The US Republican party is changing tactics on the environment, avoiding "frightening" phrases such as global warming, after a confidential party memo warned that it is the domestic issue on which George Bush is most vulnerable.

The memo, by the leading Republican consultant Frank Luntz, concedes the party has "lost the environmental communications battle" and urges its politicians to encourage the public in the view that there is no scientific consensus on the dangers of greenhouse gases.

"The scientific debate is closing [against us] but not yet closed. There is still a window of opportunity to challenge the science," Mr Luntz writes in the memo, obtained by the Environmental Working Group, a Washington-based campaigning organisation.

"Voters believe that there is no consensus about global warming within the scientific community.
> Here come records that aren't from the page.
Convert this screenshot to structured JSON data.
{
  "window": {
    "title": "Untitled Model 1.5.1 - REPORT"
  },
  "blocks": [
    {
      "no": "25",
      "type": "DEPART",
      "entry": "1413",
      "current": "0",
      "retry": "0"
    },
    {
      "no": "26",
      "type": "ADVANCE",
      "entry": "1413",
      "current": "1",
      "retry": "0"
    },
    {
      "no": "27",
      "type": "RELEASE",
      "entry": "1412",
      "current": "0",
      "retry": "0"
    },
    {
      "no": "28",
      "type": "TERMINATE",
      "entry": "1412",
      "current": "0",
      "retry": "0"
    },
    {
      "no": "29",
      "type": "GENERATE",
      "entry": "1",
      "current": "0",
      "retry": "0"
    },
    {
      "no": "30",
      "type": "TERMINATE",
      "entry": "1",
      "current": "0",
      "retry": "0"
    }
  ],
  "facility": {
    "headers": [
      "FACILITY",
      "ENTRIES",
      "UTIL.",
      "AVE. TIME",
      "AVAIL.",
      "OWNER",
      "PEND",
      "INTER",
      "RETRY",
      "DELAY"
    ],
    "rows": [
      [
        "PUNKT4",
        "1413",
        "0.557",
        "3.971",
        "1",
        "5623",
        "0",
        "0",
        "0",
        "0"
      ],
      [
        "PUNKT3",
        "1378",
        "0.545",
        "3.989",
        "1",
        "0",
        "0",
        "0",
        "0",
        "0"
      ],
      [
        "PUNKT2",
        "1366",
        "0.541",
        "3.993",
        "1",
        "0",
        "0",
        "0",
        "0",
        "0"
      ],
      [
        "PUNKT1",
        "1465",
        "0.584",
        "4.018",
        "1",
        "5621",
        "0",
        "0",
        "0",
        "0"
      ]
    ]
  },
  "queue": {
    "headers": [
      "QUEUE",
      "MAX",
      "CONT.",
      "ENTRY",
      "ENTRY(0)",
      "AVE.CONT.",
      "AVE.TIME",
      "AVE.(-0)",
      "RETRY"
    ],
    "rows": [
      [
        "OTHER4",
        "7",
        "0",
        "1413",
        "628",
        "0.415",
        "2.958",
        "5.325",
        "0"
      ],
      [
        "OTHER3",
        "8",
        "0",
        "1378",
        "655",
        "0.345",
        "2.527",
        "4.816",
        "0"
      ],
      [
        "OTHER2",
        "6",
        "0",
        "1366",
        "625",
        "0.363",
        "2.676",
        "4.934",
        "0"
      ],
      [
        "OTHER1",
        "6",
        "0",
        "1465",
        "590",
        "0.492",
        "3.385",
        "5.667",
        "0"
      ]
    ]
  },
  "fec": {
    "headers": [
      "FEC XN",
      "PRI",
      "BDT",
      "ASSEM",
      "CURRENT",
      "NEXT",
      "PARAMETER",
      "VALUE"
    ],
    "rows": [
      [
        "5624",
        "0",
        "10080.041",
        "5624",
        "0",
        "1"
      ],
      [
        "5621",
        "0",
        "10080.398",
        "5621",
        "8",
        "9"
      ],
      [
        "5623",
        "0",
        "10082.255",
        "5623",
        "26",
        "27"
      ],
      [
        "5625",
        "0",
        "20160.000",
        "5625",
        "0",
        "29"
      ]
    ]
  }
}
Should the public come to believe that the scientific issues are settled, their views about global warming will change accordingly.

"Therefore, you need to continue to make the lack of scientific certainty a primary issue in the debate."

The phrase "global warming" should be abandoned in favour of "climate change", Mr Luntz says, and the party should describe its policies as "conservationist" instead of "environmentalist", because "most people" think environmentalists are "extremists" who indulge in "some pretty bizarre behaviour... that turns off many voters".

Words such as "common sense" should be used, with pro-business arguments avoided wherever possible.

The environment, the memo says, "is probably the single issue on which Republicans in general - and President Bush in particular - are most vulnerable".

A Republican source, speaking on condition of anonymity, said party strategists agreed with Mr Luntz's conclusion that "many Americans believe Republicans do not care about the environment".

The popular image is that they are "in the pockets of corporate fat cats who rub their hands together and chuckle manically [sic] as they plot to pollute America for fun and profit", Mr Luntz adds.

The phrase "global warming" appeared frequently in President Bush's speeches in 2001, but decreased to almost nothing during 2002, when the memo was produced.

Environmentalists have accused the party and oil companies of helping to promulgate the view that serious doubt remains about the effects of global warming.

Last week, a panel of experts appointed at the Bush administration's request to analyse the president's climate change strategy found that it lacked "vision, executable goals, clear timetables and criteria for measuring progress".

"Rather than focusing on the things we don't know, it's almost as if parts of the plan were written by people who are totally unfamiliar with where ecosystems science is coming from," panel member William Schlesinger told the Guardian.

Mr Luntz urges Republicans to "emphasise the importance of 'acting only with all the facts in hand'", in line with the White House position that mandatory restrictions on emissions, as required by the Kyoto protocol, should not be countenanced until further research is undertaken.

The memo singles out as a major strategic failure the incoming Bush administration's response to Bill Clinton's last-minute executive order reducing the permitted level of arsenic in drinking water from 50 parts per billion to 10 parts per billion.

The new administration put the plan on hold, prompting "the biggest public relations misfire of President Bush's first year in office", Mr Luntz writes. The perception was that Mr Bush "was actively putting in more arsenic in the water".

"A compelling story, even if factually inaccurate, can be more emotionally compelling than a dry recitation of the truth," Mr Luntz notes in the memo.